Well, President Obama suggested today that the GOP field has enough candidates to try it out.
“I've lost count how many Republicans are running for this job. They'll have enough for an actual 'Hunger Games,'” Obama joked during a speech in LaCrosse, Wisconsin.
The president was in Wisconsin to outline a proposal to update a Department of Labor rule that would giving some 5 million Americans a pay raise through raising the threshold for employees required to receive overtime pay. But the speech also became one of the president’s most aggressive offensives yet against the Republican 2016 field.
The president called the GOP field of presidential hopefuls “an interesting bunch” and said that while they are good people, their ideas are bad. He even compared them to the sort of wacky “Uncle Harry” who joins the family for Thanksgiving dinner.
“You still love him, he's still a member of your family, right? But you've got to correct him, you don't want to put him in charge of stuff. That's all I'm saying,” he said.
The president also directly dinged Wisconsin Gov.

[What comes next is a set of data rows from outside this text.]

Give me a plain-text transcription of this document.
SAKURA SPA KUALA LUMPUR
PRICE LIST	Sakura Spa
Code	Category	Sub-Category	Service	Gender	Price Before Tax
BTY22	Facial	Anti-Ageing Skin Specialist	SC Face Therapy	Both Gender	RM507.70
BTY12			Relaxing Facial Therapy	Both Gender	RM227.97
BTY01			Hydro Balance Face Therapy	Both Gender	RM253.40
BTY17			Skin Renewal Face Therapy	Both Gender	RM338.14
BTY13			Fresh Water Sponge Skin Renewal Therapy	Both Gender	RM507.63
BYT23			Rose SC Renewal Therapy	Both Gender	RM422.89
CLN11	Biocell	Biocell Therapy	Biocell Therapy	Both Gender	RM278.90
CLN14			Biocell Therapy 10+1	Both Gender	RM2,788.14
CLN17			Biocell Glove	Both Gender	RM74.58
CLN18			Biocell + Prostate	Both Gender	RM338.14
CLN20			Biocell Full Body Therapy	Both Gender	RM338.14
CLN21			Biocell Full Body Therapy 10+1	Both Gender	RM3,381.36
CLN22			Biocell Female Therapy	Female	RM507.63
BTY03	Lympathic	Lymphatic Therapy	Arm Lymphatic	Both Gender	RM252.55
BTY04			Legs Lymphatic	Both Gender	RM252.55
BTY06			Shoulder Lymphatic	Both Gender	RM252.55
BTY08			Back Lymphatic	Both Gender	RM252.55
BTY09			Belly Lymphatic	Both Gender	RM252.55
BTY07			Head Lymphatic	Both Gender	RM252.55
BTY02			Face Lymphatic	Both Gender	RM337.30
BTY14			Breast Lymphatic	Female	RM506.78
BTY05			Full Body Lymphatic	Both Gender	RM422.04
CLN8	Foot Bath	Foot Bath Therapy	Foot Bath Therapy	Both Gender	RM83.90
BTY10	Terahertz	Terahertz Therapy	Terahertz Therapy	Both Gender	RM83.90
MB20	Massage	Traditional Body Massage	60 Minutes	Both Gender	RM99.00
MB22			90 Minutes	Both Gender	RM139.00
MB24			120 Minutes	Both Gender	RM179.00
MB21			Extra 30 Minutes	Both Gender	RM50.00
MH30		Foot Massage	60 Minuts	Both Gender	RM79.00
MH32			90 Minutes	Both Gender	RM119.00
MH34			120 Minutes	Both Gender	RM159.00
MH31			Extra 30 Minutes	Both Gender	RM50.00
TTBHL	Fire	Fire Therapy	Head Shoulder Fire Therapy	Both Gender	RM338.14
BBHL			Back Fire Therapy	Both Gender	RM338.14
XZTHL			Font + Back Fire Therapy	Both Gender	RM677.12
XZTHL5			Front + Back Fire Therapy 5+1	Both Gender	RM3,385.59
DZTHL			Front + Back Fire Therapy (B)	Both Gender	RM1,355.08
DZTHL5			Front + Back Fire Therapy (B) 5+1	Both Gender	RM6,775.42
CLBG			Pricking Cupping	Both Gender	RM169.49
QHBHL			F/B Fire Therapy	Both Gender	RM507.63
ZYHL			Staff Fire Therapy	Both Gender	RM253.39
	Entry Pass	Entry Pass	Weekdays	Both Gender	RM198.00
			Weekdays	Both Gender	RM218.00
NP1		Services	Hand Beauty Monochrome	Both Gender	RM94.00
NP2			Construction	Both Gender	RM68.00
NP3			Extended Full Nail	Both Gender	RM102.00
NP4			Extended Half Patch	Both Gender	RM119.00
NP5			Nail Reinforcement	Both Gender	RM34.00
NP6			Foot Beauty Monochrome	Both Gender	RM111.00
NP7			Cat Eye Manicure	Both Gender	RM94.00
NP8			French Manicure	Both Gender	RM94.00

Scott Walker, who filed today with the Federal Election Commission as a presidential candidate, ahead of an official campaign launch on July 13.
Without mentioning directly Walker by name, Obama took a swing at the governor’s policies in the state he was addressing.
“We've seen what happens when top-down economics meets the real world,” Obama said. “We've got proof right here in Wisconsin. You had a statewide fair pay law that was repealed. Your right to organize and bargain collectively was attacked, per student education funding was cut, your minimum wage has been stuck in place.”
On the topic of his new overtime pay policy, President Obama said it will ensure that people are getting a "fair day's pay" for "a hard day's work."
"It's one of the single most important steps we can take to help grow middle-class wages," Obama said. "It's going to give as many as 5 million Americans, including 80,000 folks right here in Wisconsin, the overtime protections they deserve. It's the right thing to do. The right thing to do."
Under the new rule, employers will be required to pay employees earning less than $50,440 time-and-a-half when their work week exceeds 40 hours, up from the current threshold of $23,660.